The most distinct peak rings formed through crater impacts here on earth is in Chicxulub crater in Yucatan Peninsula, Mexico. The portion of the peninsula was hit by an asteroid or meteor around 66 million years ago. The crater was 200 km wide diameter and 20 km deep. Chicxulub impact was also linked to the massacre of dinosaurs.
Researchers, at first were not sure how they were formed. They came up with a couple of explanations. One proposed explanation was these mountains were formed from a spike of deep rocks to the surface due to the impact. Another suggested that rocks were assembled in an area around the crater.
Rocks extracted from the site of impact confirmed the first explanation. It also confirmed that the crater's peak rings were made from deep rocks.
Computer generated gravity map image of the Chixulub Crater
Sean Gulick, a geophysicist at the University of Texas at Austin and his team went on a drilling expedition off the coast of Mexico and on the surface above Chicxulub peak rings. Rock samples extracted from 750 to 1,300 meters deep contained pieces of granite and minerals. These materials are normally found deeper than where they were extracted. The rocks would've been resting deeper within the crust before the impact. That meant the rocks found in the peak rings might have been churned out on to the surface., the same way how water spurts out onto the surface when a rock is dropped.

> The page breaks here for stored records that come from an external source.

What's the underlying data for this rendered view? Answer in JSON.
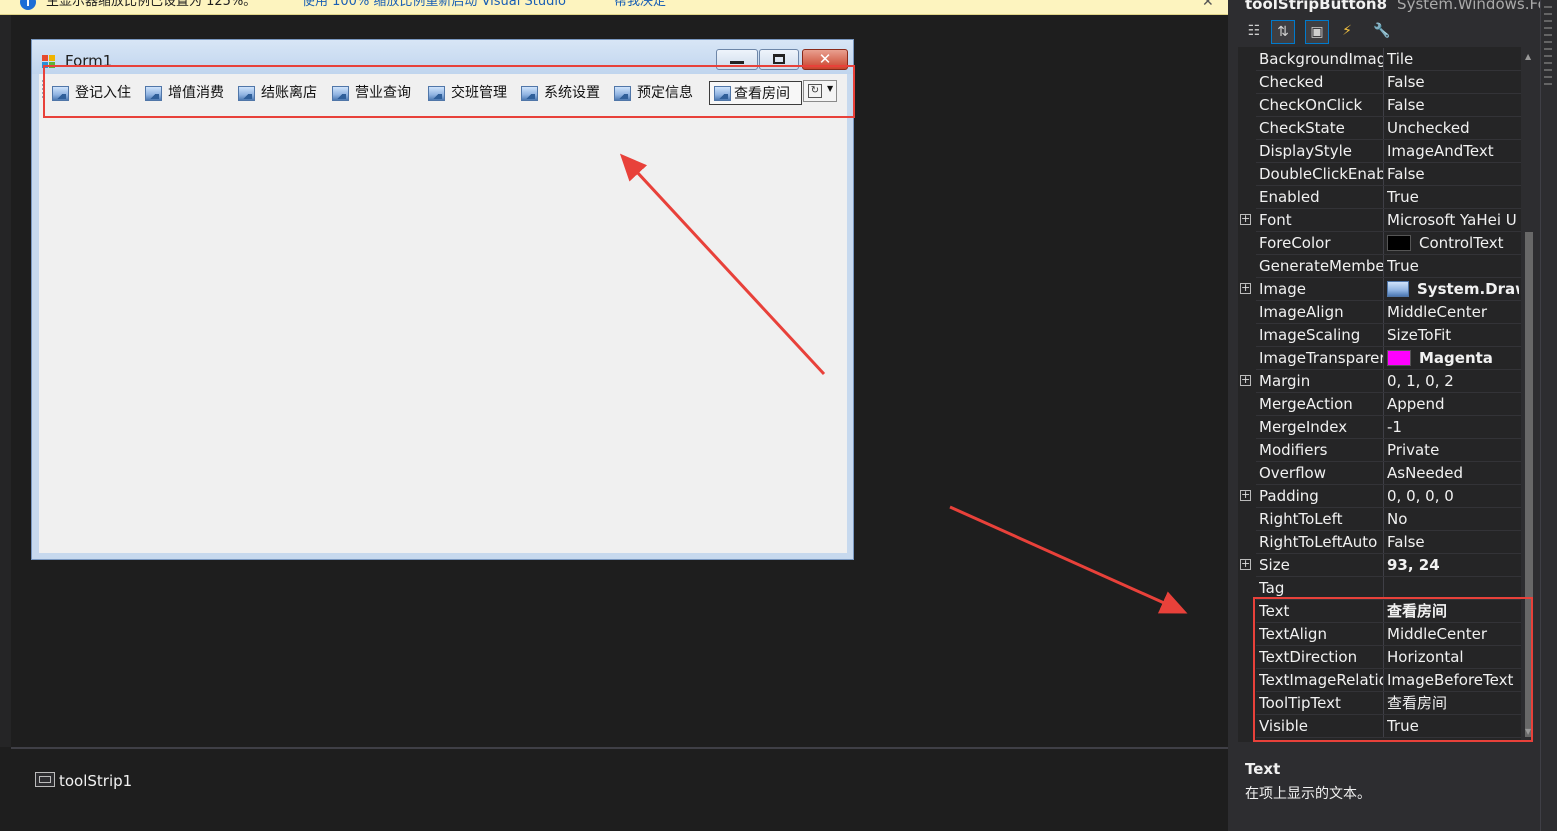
{
  "infobar": {
    "message": "主显示器缩放比例已设置为 125%。",
    "link_restart": "使用 100% 缩放比例重新启动 Visual Studio",
    "link_help": "帮我决定",
    "close_glyph": "✕",
    "info_glyph": "i"
  },
  "form": {
    "title": "Form1",
    "minimize_glyph": "",
    "maximize_glyph": "",
    "close_glyph": "✕"
  },
  "toolstrip": {
    "buttons": [
      {
        "label": "登记入住"
      },
      {
        "label": "增值消费"
      },
      {
        "label": "结账离店"
      },
      {
        "label": "营业查询"
      },
      {
        "label": "交班管理"
      },
      {
        "label": "系统设置"
      },
      {
        "label": "预定信息"
      },
      {
        "label": "查看房间"
      }
    ],
    "add_glyph": "↻",
    "add_arrow": "▼"
  },
  "tray": {
    "component": "toolStrip1"
  },
  "properties": {
    "object_name": "toolStripButton8",
    "object_type": "System.Windows.Fo",
    "rows": [
      {
        "name": "BackgroundImag",
        "value": "Tile"
      },
      {
        "name": "Checked",
        "value": "False"
      },
      {
        "name": "CheckOnClick",
        "value": "False"
      },
      {
        "name": "CheckState",
        "value": "Unchecked"
      },
      {
        "name": "DisplayStyle",
        "value": "ImageAndText"
      },
      {
        "name": "DoubleClickEnab",
        "value": "False"
      },
      {
        "name": "Enabled",
        "value": "True"
      },
      {
        "name": "Font",
        "value": "Microsoft YaHei U",
        "expandable": true
      },
      {
        "name": "ForeColor",
        "value": "ControlText",
        "swatch": "#000000"
      },
      {
        "name": "GenerateMembe",
        "value": "True"
      },
      {
        "name": "Image",
        "value": "System.Drawi",
        "expandable": true,
        "bold": true,
        "image": true
      },
      {
        "name": "ImageAlign",
        "value": "MiddleCenter"
      },
      {
        "name": "ImageScaling",
        "value": "SizeToFit"
      },
      {
        "name": "ImageTransparer",
        "value": "Magenta",
        "bold": true,
        "swatch": "#ff00ff"
      },
      {
        "name": "Margin",
        "value": "0, 1, 0, 2",
        "expandable": true
      },
      {
        "name": "MergeAction",
        "value": "Append"
      },
      {
        "name": "MergeIndex",
        "value": "-1"
      },
      {
        "name": "Modifiers",
        "value": "Private"
      },
      {
        "name": "Overflow",
        "value": "AsNeeded"
      },
      {
        "name": "Padding",
        "value": "0, 0, 0, 0",
        "expandable": true
      },
      {
        "name": "RightToLeft",
        "value": "No"
      },
      {
        "name": "RightToLeftAuto",
        "value": "False"
      },
      {
        "name": "Size",
        "value": "93, 24",
        "expandable": true,
        "bold": true
      },
      {
        "name": "Tag",
        "value": ""
      },
      {
        "name": "Text",
        "value": "查看房间",
        "bold": true
      },
      {
        "name": "TextAlign",
        "value": "MiddleCenter"
      },
      {
        "name": "TextDirection",
        "value": "Horizontal"
      },
      {
        "name": "TextImageRelatio",
        "value": "ImageBeforeText"
      },
      {
        "name": "ToolTipText",
        "value": "查看房间"
      },
      {
        "name": "Visible",
        "value": "True"
      }
    ],
    "description_title": "Text",
    "description_text": "在项上显示的文本。"
  },
  "colors": {
    "annotation": "#e8413a",
    "vs_background": "#1e1e1e",
    "form_client": "#f0f0f0"
  }
}
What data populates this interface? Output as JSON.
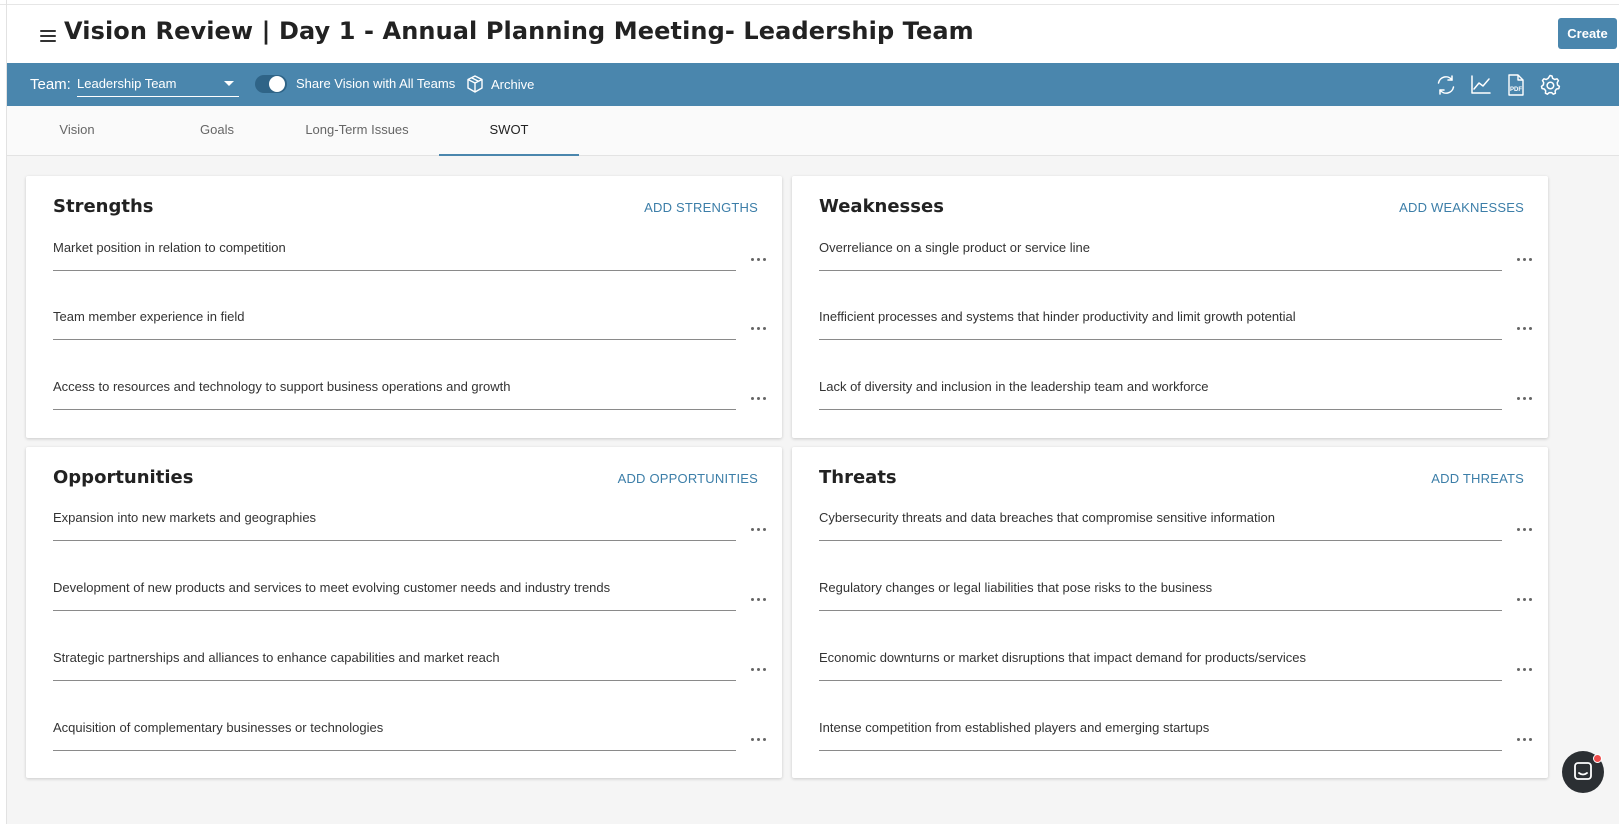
{
  "header": {
    "title": "Vision Review | Day 1 - Annual Planning Meeting- Leadership Team",
    "create_label": "Create"
  },
  "toolbar": {
    "team_label": "Team:",
    "team_value": "Leadership Team",
    "share_toggle_on": true,
    "share_label": "Share Vision with All Teams",
    "archive_label": "Archive",
    "icons": [
      "refresh-icon",
      "chart-icon",
      "pdf-icon",
      "settings-icon"
    ],
    "pdf_icon_text": "PDF"
  },
  "tabs": [
    {
      "label": "Vision",
      "active": false
    },
    {
      "label": "Goals",
      "active": false
    },
    {
      "label": "Long-Term Issues",
      "active": false
    },
    {
      "label": "SWOT",
      "active": true
    }
  ],
  "swot": {
    "strengths": {
      "title": "Strengths",
      "add_label": "ADD STRENGTHS",
      "items": [
        "Market position in relation to competition",
        "Team member experience in field",
        "Access to resources and technology to support business operations and growth"
      ]
    },
    "weaknesses": {
      "title": "Weaknesses",
      "add_label": "ADD WEAKNESSES",
      "items": [
        "Overreliance on a single product or service line",
        "Inefficient processes and systems that hinder productivity and limit growth potential",
        "Lack of diversity and inclusion in the leadership team and workforce"
      ]
    },
    "opportunities": {
      "title": "Opportunities",
      "add_label": "ADD OPPORTUNITIES",
      "items": [
        "Expansion into new markets and geographies",
        "Development of new products and services to meet evolving customer needs and industry trends",
        "Strategic partnerships and alliances to enhance capabilities and market reach",
        "Acquisition of complementary businesses or technologies"
      ]
    },
    "threats": {
      "title": "Threats",
      "add_label": "ADD THREATS",
      "items": [
        "Cybersecurity threats and data breaches that compromise sensitive information",
        "Regulatory changes or legal liabilities that pose risks to the business",
        "Economic downturns or market disruptions that impact demand for products/services",
        "Intense competition from established players and emerging startups"
      ]
    }
  },
  "colors": {
    "brand": "#4a86ad",
    "link": "#3c7ea8",
    "chat": "#2b2f33",
    "notification": "#ef4b4b"
  }
}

The deep rocks became more porous than they should've been deeper on earth. It was found that deep rocks in the region averages 2.6 grams per cubic centimeter. The peak rings rock averages 2.41 grams per cubic centimeter. They are also found to be heavily fractured.
Ross Potter, a planetary scientist at Brown University added that the porous rocks of impact rings could also explain the porous rocks on the surface of the moon.
“You may be able to find very interesting samples that tell you a lot about not only the cratering process itself, but also the interior of the planet and how the planet formed.”